Pero en el caso de Andrésen hay más. Muerte en Venecia, al menos para bastantes de mi generación, fue una película importante o muy importante. Lo fue desde la consideración estética a la contra de la consideración ideológica. Lo fue en el reconocimiento de la belleza, viniera de donde viniera. Lo fue en el prematuro conocimiento de otra decadencia provocada por el deseo y el enamoramiento, habiendo vislumbrado tan sólo la plenitud. La bellísima Silvana Mangano –recordada por su sensualidad en Arroz amargo–, el joven Tadzio, la ciudad de Venecia, el adagietto de la Quinta de Mahler, la inquietante epidemia de cólera y la risa amenazante del payaso-cantor en El Lido, finalizaban en el rostro desfigurado y desteñido de Von Aschenbach, herido de muerte, mientras contempla la belleza de Tadzio en el atardecer veneciano. Podríamos establecer más paralelismos: las promesas de juventud que se quedan en fantasmagorías o la epidemia de cólera como anuncio de la que padecemos ahora. No sólo: en el fondo no perdonamos la imagen actual de Andrésen porque algo tiene de nuestra propia imagen, lo parezca o no. Los sueños no murieron con Aschenbach en un cine de principios de los 70 y sin embargo están muriendo en estos tiempos, aunque no nos tiñamos el pelo o hayamos olvidado titubear a causa de una emoción.

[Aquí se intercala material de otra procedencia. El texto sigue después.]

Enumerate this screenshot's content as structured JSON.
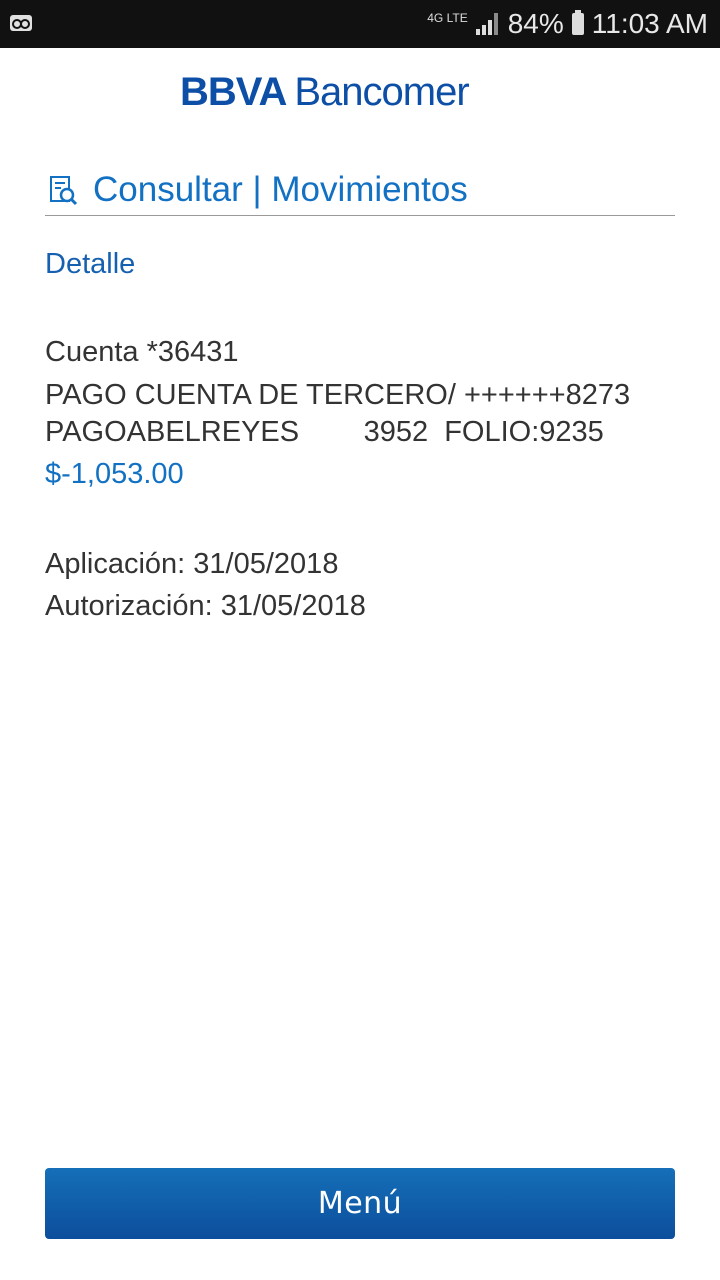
{
  "status_bar": {
    "network": "4G LTE",
    "battery": "84%",
    "time": "11:03 AM"
  },
  "app": {
    "brand_bold": "BBVA",
    "brand_light": "Bancomer"
  },
  "header": {
    "title": "Consultar | Movimientos",
    "icon": "search-document-icon"
  },
  "detail": {
    "label": "Detalle",
    "account": "Cuenta *36431",
    "description_line1": "PAGO CUENTA DE TERCERO/ ++++++8273",
    "description_line2": "PAGOABELREYES        3952  FOLIO:9235",
    "amount": "$-1,053.00",
    "application": "Aplicación: 31/05/2018",
    "authorization": "Autorización: 31/05/2018"
  },
  "footer": {
    "menu_label": "Menú"
  },
  "colors": {
    "brand_blue": "#0d4ea6",
    "accent_blue": "#1271c3"
  }
}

Andrésen se ha paseado por Palma y lo han fotografiado delante de la catedral y ya no hemos podido pensar en la plaza de San Marcos. Uno se pregunta incluso si no hay cierto espíritu de traición en ese saldar cuentas con el pasado. No porque saldarlas sea malo en sí, sino porque al hacerlo con Visconti y con los cuervos que revolotearon y se arrojaron sobre aquel adolescente que encarnaba la belleza, este hecho ha podido más que la memoria del arte, que es de lo poco que nos salva. Ahí está la traición, por mucha lógica que tenga. De no haber ocurrido, no sabríamos nada de la vida de Andrésen ahora y sólo sería Muerte en Venecia, al verla tantos años después, lo que hablaría de nuestra propia decadencia, o de hasta dónde se aguantan ciertos pasajes viscontinianos. Pero que quien fue Tadzio parezca ahora una figura entre Simeón el Estilita y un secundario de David Lynch, borra en cierto modo con lejía aquello que nosotros fuimos.

Debemos mucho a Muerte en Venecia; más de lo que creemos. Fue una pieza importante del tiempo donde nos formamos, donde nos hicimos. Que el documental sobre Andrésen y los males que le trajo el haber sido protagonista pasivo de la misma pese como lo hace, no es más que una confirmación de aquella deuda. Pero tal vez hubiéramos preferido no pagarla de este modo.